Storm over teachers’ sick leave

Zandile Mbabela

TWO prominent Nelson Mandela Bay psychiatrists are at the centre of a storm over teachers being put on sick leave for extended periods – sometimes up to three years at a time.

Education department officials pinpointed well-known doctors Ian Taylor and Peter Crafford whom, they say, have been issuing certificates to teachers at the drop of a hat.

Crafford has refused to comment on the matter but Taylor this week hit back, saying if the department was doing its job properly then stressed-out teachers would not be flocking to psychiatrists’ sofas in their droves.

Officials in the Port Elizabeth education district – where 105 teachers are currently on temporary incapacity leave, or TIL – say Crafford and Taylor are the main "culprits” booking teachers off for extended periods.

TIL is granted at the department’s discretion once staff have used up the 36-day sick leave cycle allotted to them every three years.

TIL is not meant to last longer than three to six months at most, but instead some teachers are sitting at home for up to three years while pocketing salaries. Substitute teachers must then be hired in what has become known as the "double parking” phenomenon.

The province’s teachers owe the department millions of rands in unpaid leave following its recent crackdown on the alleged abuse of TIL.

Some teachers whose TIL applications were declined are now getting their salaries docked for unpaid leave – and are dragging the department before the Labour Court to lodge disputes.

The department blames teachers and doctors for being in cahoots and taking advantage of the "privilege” of TIL, but psychiatrists say its dismal management of employees’ sick leave is at the root of the problem.

"It is not the doctors and teachers who are abusing incapacity leave, but the department’s own inefficiencies that have led to this problem,” Taylor told Weekend Post.

On being identified by the department as one of the psychiatrists booking people off willy-nilly, Taylor said: "I happen to have a very busy practice and people often refer their friends or colleagues to me. Not once have I ever issued a certificate without actually consulting and assessing a patient.”

When a teacher applies for TIL, it is provisionally granted. The department then has 30 days to investigate, through independent doctors or a risk manager, whether the ailment warrants the time off. The department must then inform the employee if the incapacity leave is approved or declined.

But PE’s Human Resource Development and Labour Relations chief education specialist, Mphakamisi Hlekani, admitted the department had a "serious challenge” in responding to TIL applications. "Some responses take two to three years, ultimately owing the department up to R500 000 at times.” This resulted in some teachers staying at home believing their leave was approved.

Both Hlekani and the Assistant Labour Relations director for the district, Cedric Pillay, named Taylor and Crafford as psychiatrists booking teachers off for long periods.

Pillay said the use of TIL had reached "catastrophic proportions”. Before 2012, there were about 465 teachers on leave in Port Elizabeth.

This figure went up to 496 last year, but has gone down to 105 this year, which the department attributes to the salary deductions and threats of unpaid leave. It says some teachers "simply don’t want to work”, but psychiatrists insist teachers come to them with genuine psychological conditions, mainly depression.

Taylor accused the department of not taking teachers’ mental illnesses as a result of their working conditions seriously. "I have seen teachers who have been teaching for over 30 years and are not yet at retirement age who are battling to cope with current changes. Some are assaulted by pupils and find it difficult to keep returning to a place where they are in constant fear of attack,” he said.

Another psychiatrist, who asked to remain anonymous, said the department refused to accept teachers’ psychiatric problems as real illnesses.
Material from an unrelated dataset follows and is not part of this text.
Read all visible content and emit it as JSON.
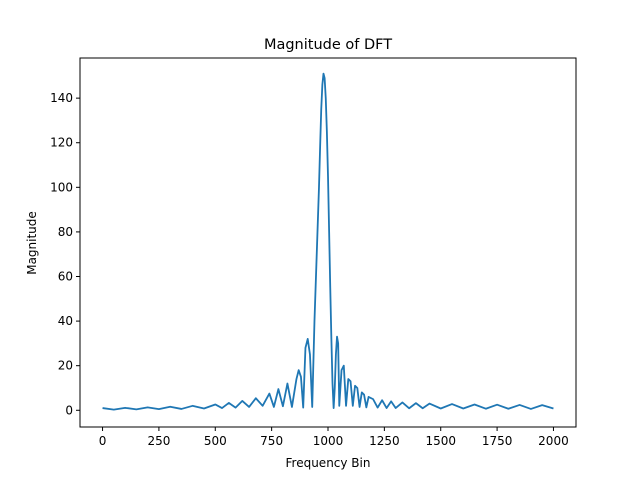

"They are not accepting our findings, forcing teachers to return to work by stopping their salaries and deducting monies for unpaid leave,” he said. "Because the department has been so dysfunctional for years, some teachers have been booked off for so long. The problem now is that the department is deducting R50 000 or R100 000 from their salaries, which is a stress on its own.”

Hlekani said the department was exploring ways to recoup the money "without bankrupting teachers”.

Motherwell’s Khulile Primary School principal George Lukwe said changes in the workplace placed "immense pressure and stress” on teachers.

"As principals we understand and don’t second-guess doctors’ diagnoses. The department’s claims of abuse are an insult to teachers.”

Govan Mbeki Township’s Gertrude Shoppe Primary School principal Nkosinathi Mzuzu said there was a degree of abuse by teachers but the department’s management of leave was a big problem.

"Some people are genuinely sick and need to be boarded, but are declined. Then you have some who request time off from doctors simply because of differences with their colleagues,” he said.

This is a version of an article that appeared in the print edition of the Weekend Post on Saturday, August 10, 2013.